When used to treat osteolytic compression fractures caused by multiple myeloma, significant improvement in SF-36 scores for bodily pain, physical function, vitality and social function was seen after kyphoplasty in 55 patients
8. No complications were reported.
There are reports of the successful use of vertebral augmentation procedures to treat metastases from other tumours, including lung and breast. The effects of potential tumour dissemination, in what is already widespread disease, is not known.
Other Uses
Vertebroplasty has been used to supplement short segment posterior instrumentation (SSPI) in the treatment of burst fractures
9.
Greater restoration of vertebral height was achieved and maintained at follow up in those supplemented with kyphoplasty compared to a control group with SSPI alone. No failures of instrumentation were seen (compared to a 22% failure rate in the control group), no significant extravasation and no increase in canal compromise.
Summary
Vertebral augmentation is a potential treatment option in patients with painful, progressive osteoporotic or osteolytic compression fractures. The procedure is relatively straight forward, with a low complication rate. However, it should only be performed by physicians who have received sufficient training as there is the potential for catastrophic complications. Early results suggest that it can be effective in restoring stability and reducing pain although longer term results are less clear cut and further follow up is required.
References
- Nakano M, Hirano N, Ishihara H et al. (2006) Calcium phosphate cement-based vertebroplasty compared with conservative treatment for osteoporotic compression fractures: a matched case- control study. J Neurosurg Spine 4(2);110-117.

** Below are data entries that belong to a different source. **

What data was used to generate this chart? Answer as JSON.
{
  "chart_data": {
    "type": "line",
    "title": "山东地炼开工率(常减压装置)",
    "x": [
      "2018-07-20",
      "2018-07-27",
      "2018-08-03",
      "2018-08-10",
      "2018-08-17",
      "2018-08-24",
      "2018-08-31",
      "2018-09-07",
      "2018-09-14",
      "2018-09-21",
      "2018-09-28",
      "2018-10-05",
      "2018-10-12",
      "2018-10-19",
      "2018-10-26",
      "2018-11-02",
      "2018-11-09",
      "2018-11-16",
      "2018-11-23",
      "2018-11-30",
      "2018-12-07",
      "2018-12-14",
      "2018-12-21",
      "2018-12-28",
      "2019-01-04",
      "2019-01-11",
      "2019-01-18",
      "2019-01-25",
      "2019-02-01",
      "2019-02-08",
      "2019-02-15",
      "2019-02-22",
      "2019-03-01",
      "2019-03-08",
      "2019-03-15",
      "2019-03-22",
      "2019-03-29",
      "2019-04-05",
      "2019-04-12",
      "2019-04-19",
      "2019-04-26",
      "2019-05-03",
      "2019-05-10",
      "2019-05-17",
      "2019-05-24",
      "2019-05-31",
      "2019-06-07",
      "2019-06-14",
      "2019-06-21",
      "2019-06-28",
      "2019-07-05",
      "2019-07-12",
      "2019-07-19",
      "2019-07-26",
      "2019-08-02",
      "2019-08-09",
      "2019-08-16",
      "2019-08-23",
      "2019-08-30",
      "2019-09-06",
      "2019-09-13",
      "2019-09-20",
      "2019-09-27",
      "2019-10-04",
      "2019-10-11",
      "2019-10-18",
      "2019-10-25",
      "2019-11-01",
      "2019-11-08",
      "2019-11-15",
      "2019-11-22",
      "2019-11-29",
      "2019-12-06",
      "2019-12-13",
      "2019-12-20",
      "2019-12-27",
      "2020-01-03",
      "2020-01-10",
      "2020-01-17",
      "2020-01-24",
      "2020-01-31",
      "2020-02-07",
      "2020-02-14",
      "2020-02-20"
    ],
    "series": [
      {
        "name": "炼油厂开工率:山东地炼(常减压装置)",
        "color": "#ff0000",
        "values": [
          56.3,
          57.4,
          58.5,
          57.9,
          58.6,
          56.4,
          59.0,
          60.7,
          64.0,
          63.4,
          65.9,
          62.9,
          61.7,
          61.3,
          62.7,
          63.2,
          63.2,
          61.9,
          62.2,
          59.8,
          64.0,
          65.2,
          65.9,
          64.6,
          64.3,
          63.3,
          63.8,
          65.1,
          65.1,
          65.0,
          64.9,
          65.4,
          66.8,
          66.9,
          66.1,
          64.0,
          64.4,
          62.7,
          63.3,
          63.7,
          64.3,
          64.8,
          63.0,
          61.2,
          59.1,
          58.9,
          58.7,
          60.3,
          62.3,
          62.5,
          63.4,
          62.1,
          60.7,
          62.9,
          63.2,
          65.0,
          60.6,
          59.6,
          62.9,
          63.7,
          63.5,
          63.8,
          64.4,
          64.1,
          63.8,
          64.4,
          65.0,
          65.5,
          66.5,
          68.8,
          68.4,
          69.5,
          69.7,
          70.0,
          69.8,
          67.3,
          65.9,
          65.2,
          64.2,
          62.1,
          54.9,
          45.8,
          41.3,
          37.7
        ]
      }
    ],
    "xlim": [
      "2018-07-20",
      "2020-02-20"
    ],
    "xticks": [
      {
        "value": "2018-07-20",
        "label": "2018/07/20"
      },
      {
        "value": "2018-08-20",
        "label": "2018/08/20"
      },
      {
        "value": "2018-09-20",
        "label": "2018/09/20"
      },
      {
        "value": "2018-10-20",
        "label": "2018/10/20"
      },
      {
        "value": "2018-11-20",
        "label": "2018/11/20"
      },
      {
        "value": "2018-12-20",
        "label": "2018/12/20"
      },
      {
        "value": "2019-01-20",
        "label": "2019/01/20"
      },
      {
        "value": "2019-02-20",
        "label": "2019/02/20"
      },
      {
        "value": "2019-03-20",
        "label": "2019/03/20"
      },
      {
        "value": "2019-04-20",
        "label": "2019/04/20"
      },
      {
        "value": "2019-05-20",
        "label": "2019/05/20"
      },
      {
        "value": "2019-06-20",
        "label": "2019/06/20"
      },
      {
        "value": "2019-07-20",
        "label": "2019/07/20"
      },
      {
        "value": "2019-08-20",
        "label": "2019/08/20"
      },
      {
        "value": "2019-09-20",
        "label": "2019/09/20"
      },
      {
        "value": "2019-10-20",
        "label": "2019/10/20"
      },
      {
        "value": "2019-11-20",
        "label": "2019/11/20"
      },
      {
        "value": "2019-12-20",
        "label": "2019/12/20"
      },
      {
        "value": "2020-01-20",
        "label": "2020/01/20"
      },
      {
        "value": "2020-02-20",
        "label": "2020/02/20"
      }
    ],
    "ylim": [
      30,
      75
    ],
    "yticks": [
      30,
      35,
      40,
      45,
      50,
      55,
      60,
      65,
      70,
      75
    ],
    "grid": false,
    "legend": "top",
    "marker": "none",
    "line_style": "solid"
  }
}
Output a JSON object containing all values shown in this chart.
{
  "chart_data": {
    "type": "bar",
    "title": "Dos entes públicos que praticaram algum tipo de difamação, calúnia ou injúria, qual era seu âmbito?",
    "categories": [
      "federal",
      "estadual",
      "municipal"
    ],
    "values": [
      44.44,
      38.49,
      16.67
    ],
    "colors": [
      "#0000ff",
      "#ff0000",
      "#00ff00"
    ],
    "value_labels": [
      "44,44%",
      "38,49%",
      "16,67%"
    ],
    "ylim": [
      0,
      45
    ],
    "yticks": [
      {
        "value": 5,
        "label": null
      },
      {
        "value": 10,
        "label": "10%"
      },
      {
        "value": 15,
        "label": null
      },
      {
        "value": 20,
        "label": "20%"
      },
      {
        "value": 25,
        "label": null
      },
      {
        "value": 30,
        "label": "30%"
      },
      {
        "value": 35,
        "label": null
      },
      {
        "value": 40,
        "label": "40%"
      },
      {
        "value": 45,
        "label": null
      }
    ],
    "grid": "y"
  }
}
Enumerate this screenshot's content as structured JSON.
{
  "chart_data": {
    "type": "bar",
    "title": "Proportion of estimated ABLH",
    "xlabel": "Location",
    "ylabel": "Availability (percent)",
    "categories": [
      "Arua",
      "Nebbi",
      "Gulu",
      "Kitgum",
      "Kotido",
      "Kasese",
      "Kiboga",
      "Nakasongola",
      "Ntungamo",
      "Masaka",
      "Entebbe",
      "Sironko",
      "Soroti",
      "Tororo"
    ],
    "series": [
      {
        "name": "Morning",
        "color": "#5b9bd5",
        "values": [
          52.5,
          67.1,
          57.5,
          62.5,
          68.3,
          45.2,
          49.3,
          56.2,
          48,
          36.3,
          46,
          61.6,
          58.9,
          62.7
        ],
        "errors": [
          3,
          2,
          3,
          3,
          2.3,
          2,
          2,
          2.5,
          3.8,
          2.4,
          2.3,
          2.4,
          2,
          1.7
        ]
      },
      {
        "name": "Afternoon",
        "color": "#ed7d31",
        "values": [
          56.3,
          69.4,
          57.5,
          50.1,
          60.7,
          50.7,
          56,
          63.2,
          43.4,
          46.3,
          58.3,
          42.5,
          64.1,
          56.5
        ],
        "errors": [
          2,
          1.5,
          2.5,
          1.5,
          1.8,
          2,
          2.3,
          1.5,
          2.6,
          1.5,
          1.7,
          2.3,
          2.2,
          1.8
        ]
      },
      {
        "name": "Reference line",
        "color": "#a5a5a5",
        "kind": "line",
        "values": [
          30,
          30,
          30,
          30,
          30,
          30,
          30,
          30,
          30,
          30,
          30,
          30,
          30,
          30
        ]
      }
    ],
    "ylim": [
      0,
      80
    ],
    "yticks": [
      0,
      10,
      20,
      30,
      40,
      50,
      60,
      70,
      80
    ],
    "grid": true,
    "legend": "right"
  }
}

- Prather H, Van Dillen L, Metzler J et al. (2006) Prospective measurement of function and pain in patients with non-neoplastic compression fractures treated with vertebroplasty. J Bone Joint Sur[A] 88(2);334-41.
- Diamond T,Bryant C, Browne L et al. (2006) Clinical outcomes after acute osteoporotic vertebral fractures: a 2-year non- randomised trial comparing percutaneous vertebroplasty with conservative therapy. Med J Aust 184(3); 113-7.
- Kasperk C, Hillmeier J, Noldge G et al. (2005) Treatment of painful vertebral fractures by kyphoplasty in patients with primary osteoporosis: a prospective nonrandomized controlled study. Journal of Bone & Mineral Research 20: 604-612.
- Grohs JG, Matzner M, Trieb K et al. (2005) Minimal invasive stabilization of osteoporotic vertebral fractures: a prospective nonrandomized comparison of vertebroplasty and balloon kyphoplasty. Journal of Spinal Disorders & Techniques 18: 238- 242.
- Majd ME, Farley S, and Holt RT. (2005) Preliminary outcomes and efficacy of the first 360 consecutive kyphoplasties for the treatment of painful osteoporotic vertebral compression fractures. Spine Journal: Official Journal of the North American Spine Society 5: 244-255.
- Grados F, Depriester C, Cayrolle G et al. (2000) Long term observations of vertebral osteoporotic fractures treated by percutaneous vertebroplasty. Rheumatology 39:1410-1414.
- Dudeney S, Leiberman I, Reinhardt M et al. (2002) Kyphoplasty in the treatment of osteolytic compression fractures as a result of multiple myeloma. J Clin Oncol 20:2382-2387.
- Cho D, Lee W, Sheu P. (2003) Treatment of thoracolumbar burst fractures with polymethyl methacrylate vertebroplasty and short- segment pedicle screw fixation. Neurosurgery 53(6):1354-60.